Здравствуйте, дорогая редакция. Хочу рассказать вам свою историю и заранее прошу прощения, если моё письмо покажется слишком длинным.

Я никогда не думала, что у меня будет семейный детский дом. Но много детей хотела всегда, и когда в подростковом возрасте заявила маме, что собираюсь родить двенадцать детей, она подняла меня на смех. Тётушки присоединились к ней, а отсмеявшись, объяснили, что я могу рассчитывать только на одного-единственного ребёнка, потому что я у мамы одна, а дочь повторяет судьбу своей матери. «Выйдешь замуж, родишь и разведёшься», — говорили мне хором.

Отказаться от мечты было невыносимо тяжело, мне даже пришлось несколько лет пить нейролептики, чтобы сохранять дееспособность и закончить школу. Этот период я долго считала самым трудным в своей жизни, хотя не было ни особых проблем, ни потрясений.

Я поступила в институт. «Экономисты везде нужны», — твердила мама. «Работа должна быть хлебной», — твердили тётки. А я хотела писать рассказы. Поэтому поступила на ненавистный экономический факультет, следом поступила заочно на филологический и через шесть лет нервотрёпки благополучно забыла всё, чему учили на обоих.
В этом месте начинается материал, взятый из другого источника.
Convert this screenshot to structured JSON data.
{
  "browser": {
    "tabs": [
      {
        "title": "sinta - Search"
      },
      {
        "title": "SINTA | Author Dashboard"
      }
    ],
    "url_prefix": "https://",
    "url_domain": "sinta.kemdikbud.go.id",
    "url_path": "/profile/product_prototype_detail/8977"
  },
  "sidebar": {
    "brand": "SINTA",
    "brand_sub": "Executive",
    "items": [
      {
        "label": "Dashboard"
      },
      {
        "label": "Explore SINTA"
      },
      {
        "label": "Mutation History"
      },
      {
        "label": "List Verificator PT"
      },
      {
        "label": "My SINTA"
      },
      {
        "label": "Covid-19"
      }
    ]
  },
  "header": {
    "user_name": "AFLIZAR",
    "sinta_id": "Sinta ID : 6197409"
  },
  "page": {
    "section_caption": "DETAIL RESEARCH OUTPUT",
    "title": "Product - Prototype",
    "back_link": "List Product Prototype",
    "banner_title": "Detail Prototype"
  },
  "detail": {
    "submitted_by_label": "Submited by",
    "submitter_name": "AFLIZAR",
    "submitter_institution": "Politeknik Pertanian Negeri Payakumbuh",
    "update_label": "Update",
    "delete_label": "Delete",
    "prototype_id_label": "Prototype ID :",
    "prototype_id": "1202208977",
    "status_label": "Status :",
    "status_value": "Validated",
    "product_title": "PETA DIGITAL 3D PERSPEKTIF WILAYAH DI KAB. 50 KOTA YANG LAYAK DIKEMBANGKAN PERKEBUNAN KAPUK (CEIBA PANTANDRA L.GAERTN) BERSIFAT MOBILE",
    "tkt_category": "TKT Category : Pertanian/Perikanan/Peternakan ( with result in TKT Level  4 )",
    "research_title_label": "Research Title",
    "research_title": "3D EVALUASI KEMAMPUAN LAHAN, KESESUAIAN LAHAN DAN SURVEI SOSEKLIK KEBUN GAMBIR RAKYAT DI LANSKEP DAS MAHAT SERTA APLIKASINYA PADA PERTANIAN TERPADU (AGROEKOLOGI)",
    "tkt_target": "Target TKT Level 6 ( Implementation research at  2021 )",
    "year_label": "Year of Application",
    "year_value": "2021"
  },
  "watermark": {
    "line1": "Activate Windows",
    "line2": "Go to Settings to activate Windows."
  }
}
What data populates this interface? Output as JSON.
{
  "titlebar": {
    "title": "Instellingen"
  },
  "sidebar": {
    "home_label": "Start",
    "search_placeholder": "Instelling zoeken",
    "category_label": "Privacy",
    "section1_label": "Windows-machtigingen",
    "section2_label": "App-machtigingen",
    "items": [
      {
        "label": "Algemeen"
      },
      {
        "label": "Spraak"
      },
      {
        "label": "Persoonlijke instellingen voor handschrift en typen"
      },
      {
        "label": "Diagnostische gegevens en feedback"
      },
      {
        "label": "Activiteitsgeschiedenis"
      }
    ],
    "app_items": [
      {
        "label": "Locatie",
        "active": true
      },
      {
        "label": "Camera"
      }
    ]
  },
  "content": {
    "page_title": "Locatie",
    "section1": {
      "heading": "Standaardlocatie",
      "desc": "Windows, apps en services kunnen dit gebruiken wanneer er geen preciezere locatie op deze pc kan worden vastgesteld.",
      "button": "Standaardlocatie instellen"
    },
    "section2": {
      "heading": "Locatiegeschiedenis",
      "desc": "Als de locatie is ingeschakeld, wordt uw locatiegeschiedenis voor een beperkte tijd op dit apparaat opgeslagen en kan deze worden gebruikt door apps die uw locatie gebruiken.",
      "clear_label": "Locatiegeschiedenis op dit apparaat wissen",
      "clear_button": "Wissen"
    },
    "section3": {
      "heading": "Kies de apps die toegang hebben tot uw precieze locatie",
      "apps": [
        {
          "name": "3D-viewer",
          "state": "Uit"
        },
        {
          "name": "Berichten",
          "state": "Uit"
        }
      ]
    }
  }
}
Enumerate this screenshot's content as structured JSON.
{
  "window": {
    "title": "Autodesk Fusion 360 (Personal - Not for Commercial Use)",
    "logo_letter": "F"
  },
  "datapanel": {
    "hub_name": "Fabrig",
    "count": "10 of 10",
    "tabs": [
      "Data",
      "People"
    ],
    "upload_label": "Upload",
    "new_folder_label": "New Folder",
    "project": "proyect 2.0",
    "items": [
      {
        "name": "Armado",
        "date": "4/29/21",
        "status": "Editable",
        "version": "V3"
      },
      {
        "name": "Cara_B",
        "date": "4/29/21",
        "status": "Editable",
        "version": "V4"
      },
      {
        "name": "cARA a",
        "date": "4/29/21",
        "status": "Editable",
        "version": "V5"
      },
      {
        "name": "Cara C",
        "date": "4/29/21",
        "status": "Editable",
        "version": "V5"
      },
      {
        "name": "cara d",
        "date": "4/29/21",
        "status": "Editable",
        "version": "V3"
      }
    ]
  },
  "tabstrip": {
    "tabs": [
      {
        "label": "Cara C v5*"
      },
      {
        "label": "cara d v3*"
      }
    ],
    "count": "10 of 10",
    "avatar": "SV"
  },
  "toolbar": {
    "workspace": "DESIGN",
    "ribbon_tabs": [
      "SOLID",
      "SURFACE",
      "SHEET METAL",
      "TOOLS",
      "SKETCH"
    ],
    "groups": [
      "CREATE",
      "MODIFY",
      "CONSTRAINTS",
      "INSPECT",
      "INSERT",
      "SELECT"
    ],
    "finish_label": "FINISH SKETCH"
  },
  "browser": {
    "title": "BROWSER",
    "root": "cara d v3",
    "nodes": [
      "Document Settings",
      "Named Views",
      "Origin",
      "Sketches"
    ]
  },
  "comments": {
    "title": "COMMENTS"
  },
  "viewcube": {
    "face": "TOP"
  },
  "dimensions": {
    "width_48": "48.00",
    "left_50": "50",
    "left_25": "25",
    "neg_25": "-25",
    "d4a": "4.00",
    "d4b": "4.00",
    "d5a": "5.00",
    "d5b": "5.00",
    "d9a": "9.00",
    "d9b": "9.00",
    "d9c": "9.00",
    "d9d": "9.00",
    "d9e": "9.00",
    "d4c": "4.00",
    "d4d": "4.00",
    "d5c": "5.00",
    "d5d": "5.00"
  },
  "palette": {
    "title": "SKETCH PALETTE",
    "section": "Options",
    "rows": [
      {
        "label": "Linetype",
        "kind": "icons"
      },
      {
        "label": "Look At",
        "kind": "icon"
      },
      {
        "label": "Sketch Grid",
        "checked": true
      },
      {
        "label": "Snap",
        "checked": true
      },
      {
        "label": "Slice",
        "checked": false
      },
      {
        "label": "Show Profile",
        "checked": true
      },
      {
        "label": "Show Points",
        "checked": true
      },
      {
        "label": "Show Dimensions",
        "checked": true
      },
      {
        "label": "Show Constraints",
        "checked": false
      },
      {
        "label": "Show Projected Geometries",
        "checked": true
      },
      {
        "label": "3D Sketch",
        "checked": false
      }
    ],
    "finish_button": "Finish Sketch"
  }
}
После института начала писать статейки в местную газету и с двумя дипломами в кармане устроилась уборщицей в детский сад, что при моих мечтах о семье было особенно болезненно. Я ежедневно видела чужих детей, но по штату не имела права даже поиграть с ними, и в моей голове звенел, точно колокол, приговор матери: «Только один ребёнок!»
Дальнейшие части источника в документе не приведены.